Adding nodes to an existing cluster
Steps to add nodes when using virtual nodes.
Virtual nodes (vnodes) greatly simplify adding nodes to an existing cluster:
- Calculating tokens and assigning them to each node is no longer required.
- Rebalancing a cluster is no longer necessary because a node joining the cluster assumes responsibility for an even portion of the data.
For a detailed explanation about how vnodes work, see Virtual nodes.
Note: If you do not use vnodes, see Adding single-token nodes to a cluster.
Procedure
Be sure to use the same version
of Cassandra on all nodes in the cluster.

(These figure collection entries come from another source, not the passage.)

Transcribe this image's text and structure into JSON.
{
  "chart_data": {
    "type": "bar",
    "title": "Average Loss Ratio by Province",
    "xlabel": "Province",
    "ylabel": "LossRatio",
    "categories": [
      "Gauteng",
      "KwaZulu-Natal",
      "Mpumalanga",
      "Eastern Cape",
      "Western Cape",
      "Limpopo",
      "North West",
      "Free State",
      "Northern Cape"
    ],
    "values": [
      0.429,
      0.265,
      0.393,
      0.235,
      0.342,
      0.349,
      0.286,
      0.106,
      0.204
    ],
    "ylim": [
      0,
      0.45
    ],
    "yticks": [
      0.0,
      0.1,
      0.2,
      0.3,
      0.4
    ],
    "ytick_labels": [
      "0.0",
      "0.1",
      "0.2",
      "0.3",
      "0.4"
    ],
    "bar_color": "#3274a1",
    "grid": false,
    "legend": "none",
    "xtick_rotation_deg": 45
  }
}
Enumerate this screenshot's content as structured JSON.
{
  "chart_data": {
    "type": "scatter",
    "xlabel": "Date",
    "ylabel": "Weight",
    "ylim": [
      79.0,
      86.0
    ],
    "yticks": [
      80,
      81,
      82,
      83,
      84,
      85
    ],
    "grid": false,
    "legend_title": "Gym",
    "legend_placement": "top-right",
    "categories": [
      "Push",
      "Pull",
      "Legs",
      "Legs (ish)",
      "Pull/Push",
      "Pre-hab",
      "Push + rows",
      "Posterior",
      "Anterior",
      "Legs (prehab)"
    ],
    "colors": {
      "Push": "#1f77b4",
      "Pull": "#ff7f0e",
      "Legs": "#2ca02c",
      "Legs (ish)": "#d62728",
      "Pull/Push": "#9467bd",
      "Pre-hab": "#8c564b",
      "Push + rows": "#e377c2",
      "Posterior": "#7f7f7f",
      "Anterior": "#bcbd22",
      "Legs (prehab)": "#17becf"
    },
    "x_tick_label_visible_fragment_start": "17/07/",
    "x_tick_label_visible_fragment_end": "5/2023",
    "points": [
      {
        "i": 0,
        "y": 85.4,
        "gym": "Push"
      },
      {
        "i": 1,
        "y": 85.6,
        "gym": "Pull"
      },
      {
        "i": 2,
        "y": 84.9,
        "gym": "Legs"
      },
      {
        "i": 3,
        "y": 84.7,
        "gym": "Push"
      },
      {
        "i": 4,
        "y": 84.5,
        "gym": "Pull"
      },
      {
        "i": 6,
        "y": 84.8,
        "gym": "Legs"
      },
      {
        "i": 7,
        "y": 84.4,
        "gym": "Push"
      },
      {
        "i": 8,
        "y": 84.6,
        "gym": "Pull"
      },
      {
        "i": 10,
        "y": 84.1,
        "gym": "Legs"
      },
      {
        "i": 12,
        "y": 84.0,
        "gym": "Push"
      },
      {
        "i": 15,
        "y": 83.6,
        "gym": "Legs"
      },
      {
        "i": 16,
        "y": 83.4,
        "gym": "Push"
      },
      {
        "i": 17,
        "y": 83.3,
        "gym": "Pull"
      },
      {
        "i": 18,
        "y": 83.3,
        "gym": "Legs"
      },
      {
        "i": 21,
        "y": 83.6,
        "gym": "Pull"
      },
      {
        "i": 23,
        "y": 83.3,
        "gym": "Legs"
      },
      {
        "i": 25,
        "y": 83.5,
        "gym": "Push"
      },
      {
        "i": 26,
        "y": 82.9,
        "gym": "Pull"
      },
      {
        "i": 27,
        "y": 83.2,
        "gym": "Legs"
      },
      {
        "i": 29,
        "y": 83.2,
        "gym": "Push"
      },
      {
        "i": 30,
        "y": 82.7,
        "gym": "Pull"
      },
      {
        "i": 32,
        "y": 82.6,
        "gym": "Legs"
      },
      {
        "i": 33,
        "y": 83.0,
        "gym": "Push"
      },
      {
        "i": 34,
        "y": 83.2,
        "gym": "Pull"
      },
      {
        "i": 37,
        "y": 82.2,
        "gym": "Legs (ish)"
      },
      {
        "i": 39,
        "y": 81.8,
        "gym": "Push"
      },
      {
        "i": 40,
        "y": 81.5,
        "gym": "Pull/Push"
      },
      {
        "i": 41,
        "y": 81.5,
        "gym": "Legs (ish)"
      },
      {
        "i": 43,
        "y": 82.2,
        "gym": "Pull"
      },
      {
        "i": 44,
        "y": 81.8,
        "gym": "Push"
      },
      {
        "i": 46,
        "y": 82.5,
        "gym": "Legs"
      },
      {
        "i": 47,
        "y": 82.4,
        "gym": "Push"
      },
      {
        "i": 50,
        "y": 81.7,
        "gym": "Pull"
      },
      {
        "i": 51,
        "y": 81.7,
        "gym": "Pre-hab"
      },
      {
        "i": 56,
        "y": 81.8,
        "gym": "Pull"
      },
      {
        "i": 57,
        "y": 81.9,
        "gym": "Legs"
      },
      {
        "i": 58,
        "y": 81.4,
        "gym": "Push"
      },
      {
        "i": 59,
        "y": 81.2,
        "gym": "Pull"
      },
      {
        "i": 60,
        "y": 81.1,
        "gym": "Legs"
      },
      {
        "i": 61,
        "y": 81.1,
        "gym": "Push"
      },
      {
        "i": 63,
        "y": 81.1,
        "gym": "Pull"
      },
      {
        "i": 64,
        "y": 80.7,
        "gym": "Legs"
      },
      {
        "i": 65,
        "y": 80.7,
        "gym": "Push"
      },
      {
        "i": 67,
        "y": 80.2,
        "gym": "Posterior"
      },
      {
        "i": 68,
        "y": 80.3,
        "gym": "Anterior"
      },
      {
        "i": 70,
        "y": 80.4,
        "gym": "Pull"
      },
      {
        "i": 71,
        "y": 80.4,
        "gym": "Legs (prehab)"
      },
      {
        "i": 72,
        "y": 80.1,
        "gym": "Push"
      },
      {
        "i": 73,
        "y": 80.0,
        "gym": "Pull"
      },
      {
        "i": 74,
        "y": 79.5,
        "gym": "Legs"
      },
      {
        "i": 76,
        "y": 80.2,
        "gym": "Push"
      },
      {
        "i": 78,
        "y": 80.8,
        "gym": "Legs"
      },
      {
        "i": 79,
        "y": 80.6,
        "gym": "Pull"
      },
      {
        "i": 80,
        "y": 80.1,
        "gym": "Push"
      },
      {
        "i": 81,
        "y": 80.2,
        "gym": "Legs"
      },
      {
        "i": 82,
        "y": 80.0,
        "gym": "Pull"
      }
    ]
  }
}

- Install Cassandra on the new nodes, but do not start Cassandra.
-
Depending on the snitch used in the cluster, set either the
properties in the cassandra-topology.properties
or the cassandra-rackdc.properties file:
- The PropertyFileSnitch uses the cassandra-topology.properties file.
- The GossipingPropertyFileSnitch, Ec2Snitch, Ec2MultiRegionSnitch, and GoogleCloudSnitch use the cassandra-rackdc.properties file.
The location of the cassandra-topology.properties file depends on the type of installation:Package installations /etc/cassandra/cassandra-topology.properties Tarball installations install_location/conf/cassandra-topology.properties The location of the cassandra-rackdc.properties file depends on the type of installation:Package installations /etc/cassandra/cassandra-rackdc.properties Tarball installations install_location/conf/cassandra-rackdc.properties -
Set the following properties in the
cassandra.yaml file:
- auto_bootstrap
- If this option has been set to false, you must set it to true. This option is not listed in the default cassandra.yaml configuration file and defaults to true.
- cluster_name
- The name of the cluster the new node is joining.
- listen_address/broadcast_address
- Can usually be left blank. Otherwise, use IP address or host name that other Cassandra nodes use to connect to the new node.
- endpoint_snitch
- The snitch Cassandra uses for locating nodes and routing requests.
- num_tokens
- The number of vnodes to assign to the node. If the hardware capabilities vary among the nodes in your cluster, you can assign a proportional number of vnodes to the larger machines.
- seed_provider
- Make sure that the new node lists at least one node in the existing
cluster. The -seeds list determines which nodes the
new node should contact to learn about the cluster and establish the
gossip process.Note: Seed nodes cannot bootstrap. Make sure the new node is not listed in the -seeds list. Do not make all nodes seed nodes. Please read Internode communications (gossip).
- Other non-default settings
- Change any other non-default settings you have made to your existing cluster in the cassandra.yaml file and cassandra-topology.properties or cassandra-rackdc.properties files. Use the diff command to find and merge any differences between existing and new nodes.
The location of the cassandra.yaml file depends on the type of installation:Package installations /etc/cassandra/cassandra.yaml Tarball installations install_location/resources/cassandra/conf/cassandra.yaml - Start the bootstrap node.
- Use nodetool status to verify that the node is fully bootstrapped and all other nodes are up (UN) and not in any other state.
-
After all new nodes are running, run nodetool
cleanup on each of the previously existing nodes to remove the keys
that no longer belong to those nodes. Wait for cleanup to complete on one node
before running nodetool cleanup on the next node.
Cleanup can be safely postponed for low-usage hours.